Ever since commercial plastic production began in the 1950s,
production has doubled every 11 years, according to background information in
the article. ‘Thus, between 2015 and 2026, we will make as much plastic as has
been made since production began,’ the study estimates.
Scientists have documented concentrations of up to 580,000
plastic pieces per square kilometre in the world’s oceans. ‘Although evidence
of population-level impacts from plastic pollution is still emerging, our
results suggest that this threat is geographically widespread, pervasive, and
rapidly increasing,’ the study clarifies.

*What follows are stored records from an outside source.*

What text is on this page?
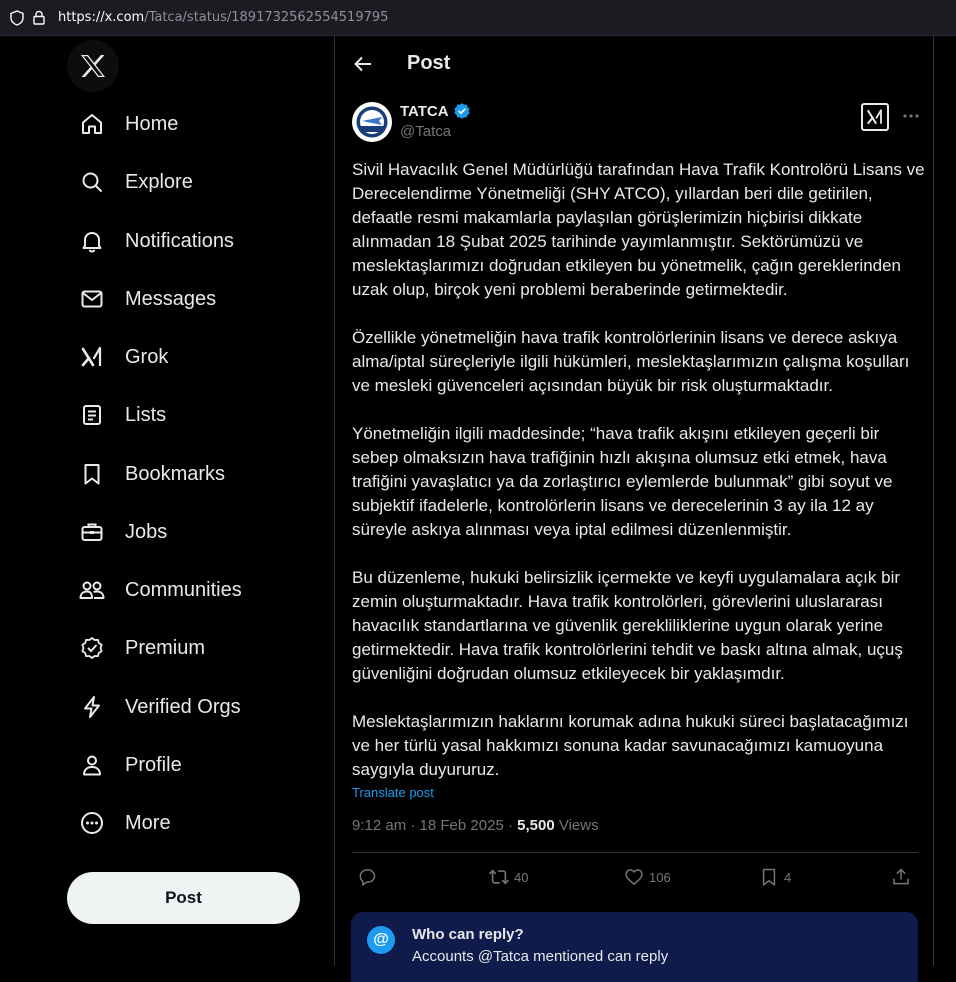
https://x.com/Tatca/status/1891732562554519795
Home
Explore
Notifications
Messages
Grok
Lists
Bookmarks
Jobs
Communities
Premium
Verified Orgs
Profile
More
Post
Post
TATCA
@Tatca

Sivil Havacılık Genel Müdürlüğü tarafından Hava Trafik Kontrolörü Lisans ve Derecelendirme Yönetmeliği (SHY ATCO), yıllardan beri dile getirilen, defaatle resmi makamlarla paylaşılan görüşlerimizin hiçbirisi dikkate alınmadan 18 Şubat 2025 tarihinde yayımlanmıştır. Sektörümüzü ve meslektaşlarımızı doğrudan etkileyen bu yönetmelik, çağın gereklerinden uzak olup, birçok yeni problemi beraberinde getirmektedir.

Özellikle yönetmeliğin hava trafik kontrolörlerinin lisans ve derece askıya alma/iptal süreçleriyle ilgili hükümleri, meslektaşlarımızın çalışma koşulları ve mesleki güvenceleri açısından büyük bir risk oluşturmaktadır.

Yönetmeliğin ilgili maddesinde; “hava trafik akışını etkileyen geçerli bir sebep olmaksızın hava trafiğinin hızlı akışına olumsuz etki etmek, hava trafiğini yavaşlatıcı ya da zorlaştırıcı eylemlerde bulunmak” gibi soyut ve subjektif ifadelerle, kontrolörlerin lisans ve derecelerinin 3 ay ila 12 ay süreyle askıya alınması veya iptal edilmesi düzenlenmiştir.

Bu düzenleme, hukuki belirsizlik içermekte ve keyfi uygulamalara açık bir zemin oluşturmaktadır. Hava trafik kontrolörleri, görevlerini uluslararası havacılık standartlarına ve güvenlik gerekliliklerine uygun olarak yerine getirmektedir. Hava trafik kontrolörlerini tehdit ve baskı altına almak, uçuş güvenliğini doğrudan olumsuz etkileyecek bir yaklaşımdır.

Meslektaşlarımızın haklarını korumak adına hukuki süreci başlatacağımızı ve her türlü yasal hakkımızı sonuna kadar savunacağımızı kamuoyuna saygıyla duyururuz.

Translate post
9:12 am · 18 Feb 2025 · 5,500 Views
40	106	4
@	Who can reply?
Accounts @Tatca mentioned can reply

To get to their 2050 extrapolation, the team performed a
spatial risk analysis using predicted debris distributions and ranges for 186
seabird species to model debris exposure. This has shown that the regions of
highest risk are not where most floating plastic congregates, such as the
infamous garbage patch in the central north Pacific Ocean where the debris just
goes round and round. The highest area of expected impact occurs at the
Southern Ocean boundary in the Tasman Sea between Australia and New Zealand
because of the high plastic concentration and high seabird diversity in those
areas, the study warns.
Another key finding from the research is that the problem is
solvable. Although the short-term prognosis is that plastic impacts are
increasing significantly, analyses also suggest that reductions in exposure
will result in reduced ingestion. Seabirds have the capacity to recover, but first
the stream of plastic waste getting into the oceans will have to be shut off.